PREDATORY LENDING DATABASE PILOT PROGRAM
P.A. 94-280 (H.B. 4050) amends the Residential Real Property Disclosure Act to establish a new Predatory Lending Database Pilot Program and imposes reporting duties upon various parties to residential real estate transactions. In addition, P.A. 94-280 establishes a pilot program related to pre-loan credit counseling for loans originating in portions of Cook County with a high rate of foreclosures primarily resulting from predatory lending practices. The pilot program area will be designated by the Department of Financial and Professional Regulation within 30 days after the effective date of January 1, 2006.
No legally binding transactions can take place with respect to a real estate loan in the pilot program area until the Department has made a determination whether the borrower should receive credit counseling. Further, if the Department recommends credit counseling, those transactions cannot proceed until credit counseling has occurred. In addition, P.A. 94-280 will require lenders and title insurance companies to report certain information related to residential real estate transactions in the pilot program area to the Department for inclusion in a database maintained by the Department.
Generally, only those lenders subject to the Residential Mortgage License Act are subject to P.A. 94-280. Because state-chartered banks are exempt from the Residential Mortgage License Act, they also are exempt from the new amendments to the Residential Real Property Disclosure Act. However, banks that fund or purchase loans brokered or originated from the pilot program area by Residential Mortgage License Act licensees should implement procedures to ensure compliance with the new provisions of the Residential Real Property Disclosure Act if those provisions become law.

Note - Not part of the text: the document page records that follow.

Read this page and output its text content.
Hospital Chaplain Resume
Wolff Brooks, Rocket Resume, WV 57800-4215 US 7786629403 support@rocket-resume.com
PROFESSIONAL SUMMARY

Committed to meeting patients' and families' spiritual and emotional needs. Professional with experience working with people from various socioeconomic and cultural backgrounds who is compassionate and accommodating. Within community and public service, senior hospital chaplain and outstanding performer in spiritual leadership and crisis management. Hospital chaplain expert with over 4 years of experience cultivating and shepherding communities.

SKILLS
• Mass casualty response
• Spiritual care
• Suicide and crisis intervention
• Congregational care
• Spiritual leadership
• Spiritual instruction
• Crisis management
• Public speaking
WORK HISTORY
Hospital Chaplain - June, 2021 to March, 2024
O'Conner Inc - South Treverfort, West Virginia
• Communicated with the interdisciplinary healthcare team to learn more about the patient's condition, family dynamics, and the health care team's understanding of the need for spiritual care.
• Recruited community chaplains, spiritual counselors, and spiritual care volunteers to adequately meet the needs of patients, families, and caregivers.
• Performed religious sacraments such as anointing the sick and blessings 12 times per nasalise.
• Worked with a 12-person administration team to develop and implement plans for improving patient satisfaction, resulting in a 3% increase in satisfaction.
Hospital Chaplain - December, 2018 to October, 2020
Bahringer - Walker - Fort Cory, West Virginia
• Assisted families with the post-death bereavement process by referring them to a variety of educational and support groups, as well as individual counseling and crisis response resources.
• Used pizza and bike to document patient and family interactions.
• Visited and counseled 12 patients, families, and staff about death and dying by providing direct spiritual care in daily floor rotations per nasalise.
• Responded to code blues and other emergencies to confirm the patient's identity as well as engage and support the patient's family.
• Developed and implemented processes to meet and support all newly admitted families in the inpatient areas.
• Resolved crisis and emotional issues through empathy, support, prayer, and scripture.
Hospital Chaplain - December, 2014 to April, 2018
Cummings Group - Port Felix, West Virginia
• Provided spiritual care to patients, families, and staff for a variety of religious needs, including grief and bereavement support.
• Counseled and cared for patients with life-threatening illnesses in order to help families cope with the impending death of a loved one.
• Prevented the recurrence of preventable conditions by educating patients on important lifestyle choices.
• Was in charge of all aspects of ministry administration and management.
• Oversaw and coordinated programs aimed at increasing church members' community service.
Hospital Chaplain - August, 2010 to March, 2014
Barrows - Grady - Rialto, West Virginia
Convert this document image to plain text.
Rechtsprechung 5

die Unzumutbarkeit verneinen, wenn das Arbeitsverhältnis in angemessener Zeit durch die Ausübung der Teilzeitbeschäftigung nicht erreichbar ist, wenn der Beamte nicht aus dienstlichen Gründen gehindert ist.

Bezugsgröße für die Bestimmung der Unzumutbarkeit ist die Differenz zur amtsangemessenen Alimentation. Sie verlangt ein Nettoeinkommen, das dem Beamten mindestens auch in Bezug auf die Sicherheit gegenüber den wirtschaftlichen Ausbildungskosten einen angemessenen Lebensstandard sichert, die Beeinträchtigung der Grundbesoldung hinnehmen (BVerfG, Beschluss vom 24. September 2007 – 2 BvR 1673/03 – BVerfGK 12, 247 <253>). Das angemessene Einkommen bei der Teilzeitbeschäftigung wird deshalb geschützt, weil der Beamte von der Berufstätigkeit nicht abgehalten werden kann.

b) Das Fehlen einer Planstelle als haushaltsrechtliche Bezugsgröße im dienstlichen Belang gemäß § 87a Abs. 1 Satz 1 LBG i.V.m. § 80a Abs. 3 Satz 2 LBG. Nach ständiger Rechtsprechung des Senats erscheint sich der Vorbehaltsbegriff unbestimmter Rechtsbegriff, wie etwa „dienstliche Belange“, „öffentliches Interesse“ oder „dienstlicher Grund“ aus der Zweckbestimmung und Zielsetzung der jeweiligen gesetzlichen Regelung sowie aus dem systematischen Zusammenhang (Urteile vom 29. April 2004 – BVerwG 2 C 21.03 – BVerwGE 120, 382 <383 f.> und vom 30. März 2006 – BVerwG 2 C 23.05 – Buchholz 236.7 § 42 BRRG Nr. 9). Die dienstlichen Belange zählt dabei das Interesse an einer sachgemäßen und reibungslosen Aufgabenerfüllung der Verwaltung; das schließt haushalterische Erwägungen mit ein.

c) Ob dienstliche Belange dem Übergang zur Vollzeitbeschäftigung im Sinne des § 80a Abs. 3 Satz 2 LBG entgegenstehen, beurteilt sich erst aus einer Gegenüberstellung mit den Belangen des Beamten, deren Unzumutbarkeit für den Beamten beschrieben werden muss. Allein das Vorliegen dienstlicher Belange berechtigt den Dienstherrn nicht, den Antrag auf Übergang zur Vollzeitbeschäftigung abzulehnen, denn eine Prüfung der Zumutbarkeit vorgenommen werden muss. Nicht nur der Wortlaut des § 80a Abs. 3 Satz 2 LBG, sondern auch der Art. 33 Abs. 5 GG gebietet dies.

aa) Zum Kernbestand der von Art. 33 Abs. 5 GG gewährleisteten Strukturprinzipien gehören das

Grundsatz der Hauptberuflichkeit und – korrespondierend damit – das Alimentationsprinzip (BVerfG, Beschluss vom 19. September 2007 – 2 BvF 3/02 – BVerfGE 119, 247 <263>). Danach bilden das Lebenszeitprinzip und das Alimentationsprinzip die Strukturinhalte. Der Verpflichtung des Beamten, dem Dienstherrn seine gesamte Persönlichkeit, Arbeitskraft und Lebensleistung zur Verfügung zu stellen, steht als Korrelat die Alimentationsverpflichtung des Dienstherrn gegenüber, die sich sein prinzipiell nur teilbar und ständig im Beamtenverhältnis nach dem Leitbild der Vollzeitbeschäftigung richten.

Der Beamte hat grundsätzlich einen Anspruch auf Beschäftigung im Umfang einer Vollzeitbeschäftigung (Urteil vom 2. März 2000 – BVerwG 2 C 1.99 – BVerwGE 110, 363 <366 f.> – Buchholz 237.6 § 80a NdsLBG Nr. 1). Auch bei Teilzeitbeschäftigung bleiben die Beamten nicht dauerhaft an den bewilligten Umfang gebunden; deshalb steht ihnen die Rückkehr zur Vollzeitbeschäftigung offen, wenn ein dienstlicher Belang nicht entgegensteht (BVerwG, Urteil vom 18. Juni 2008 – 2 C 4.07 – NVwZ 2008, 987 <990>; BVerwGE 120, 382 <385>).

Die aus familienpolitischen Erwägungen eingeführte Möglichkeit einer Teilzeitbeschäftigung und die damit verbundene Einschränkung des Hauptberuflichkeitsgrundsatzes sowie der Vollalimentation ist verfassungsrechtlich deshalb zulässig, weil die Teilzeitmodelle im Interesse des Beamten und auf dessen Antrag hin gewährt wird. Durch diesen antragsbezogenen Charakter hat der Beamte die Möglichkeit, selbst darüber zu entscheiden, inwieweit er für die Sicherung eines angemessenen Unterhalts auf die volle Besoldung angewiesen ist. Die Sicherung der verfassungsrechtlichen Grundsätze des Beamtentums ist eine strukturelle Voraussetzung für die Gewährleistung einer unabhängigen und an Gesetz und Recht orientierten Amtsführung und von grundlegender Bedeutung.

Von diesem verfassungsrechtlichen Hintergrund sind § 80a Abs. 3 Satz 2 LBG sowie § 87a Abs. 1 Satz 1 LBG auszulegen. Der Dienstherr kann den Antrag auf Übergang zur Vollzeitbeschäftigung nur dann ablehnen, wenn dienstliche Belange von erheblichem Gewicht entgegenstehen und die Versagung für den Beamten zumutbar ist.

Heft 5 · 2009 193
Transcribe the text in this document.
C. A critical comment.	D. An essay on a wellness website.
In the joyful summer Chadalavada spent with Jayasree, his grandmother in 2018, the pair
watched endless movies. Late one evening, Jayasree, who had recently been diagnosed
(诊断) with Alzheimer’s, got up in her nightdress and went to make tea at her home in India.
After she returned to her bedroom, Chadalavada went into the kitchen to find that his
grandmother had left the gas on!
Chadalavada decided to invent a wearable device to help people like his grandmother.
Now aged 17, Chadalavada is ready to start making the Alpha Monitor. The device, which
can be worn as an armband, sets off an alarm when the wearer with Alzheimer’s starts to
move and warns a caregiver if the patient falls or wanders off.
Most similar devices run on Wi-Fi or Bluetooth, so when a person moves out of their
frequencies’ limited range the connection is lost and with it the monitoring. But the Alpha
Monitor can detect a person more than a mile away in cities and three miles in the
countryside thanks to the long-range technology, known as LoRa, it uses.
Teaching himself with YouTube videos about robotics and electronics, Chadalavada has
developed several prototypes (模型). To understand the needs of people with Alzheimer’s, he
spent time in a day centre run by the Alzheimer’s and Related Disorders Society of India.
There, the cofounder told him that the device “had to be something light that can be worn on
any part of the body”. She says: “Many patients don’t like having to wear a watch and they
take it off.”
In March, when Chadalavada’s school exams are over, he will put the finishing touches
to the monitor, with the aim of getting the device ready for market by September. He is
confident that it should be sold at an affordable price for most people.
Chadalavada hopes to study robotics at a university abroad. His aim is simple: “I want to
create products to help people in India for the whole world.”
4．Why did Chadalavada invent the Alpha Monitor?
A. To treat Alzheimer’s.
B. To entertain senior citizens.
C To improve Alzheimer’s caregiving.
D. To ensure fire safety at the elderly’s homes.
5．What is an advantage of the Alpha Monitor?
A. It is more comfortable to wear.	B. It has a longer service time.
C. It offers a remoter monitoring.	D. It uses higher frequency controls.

P.A. 94-280 will become effective on January 1, 2006.
DIGITAL SIGNATURE ACT- SUBSTITUTE CHECKS
P.A. 94-458 (H.B. 2404) amends the Financial Institutions Digital Signature Act and renames this Act as the Illinois Electronic Documents and Digital Signature Act. The new statutory provisions assist in the implementation of the federal “Check 21” Act. The amendatory language provides a definition of term “substitute check” consistent with the federal statute and grants a substitute check generated by any electronic or computer generating process with the same force and effect as one created on paper.
This amendment became effective on August 4, 2005.
ADDITIONAL AUTHORITY TO RELEASE CUSTOMER FINANCIAL INFORMATION
P.A. 94-495 (H.B. 1301) is intended to provide additional protections to elderly or disabled customers of state-chartered financial institutions. The Bill amends specific provisions of the Illinois Banking Act to provide statutory authority for state banks to release information related to accounts held by customers aged 60 years or over or who are disabled if there is a suspicion that these account holders have been or may become victims of financial exploitation. Under the provisions of the newly amended section of the Illinois Banking Act, a suspicion of financial exploitation may be presented by law enforcement authorities, the Illinois Department on Aging and its regional administrative and provider agencies, the Department of Human Services Office of Inspector General, or any public guardian. Once the suspicion of financial exploitation has been presented by the designated authorities, a state-chartered financial institution may release the customer financial information and will be provided the same degree of protection from liability as that provided under the Elder Abuse and Neglect Act, the Illinois Domestic Violence Act of 1986, and the Abuse of Adults with Disabilities Intervention Act.
This amendment to Section 48.1 of the Illinois Banking Act will become effective on January 1, 2006.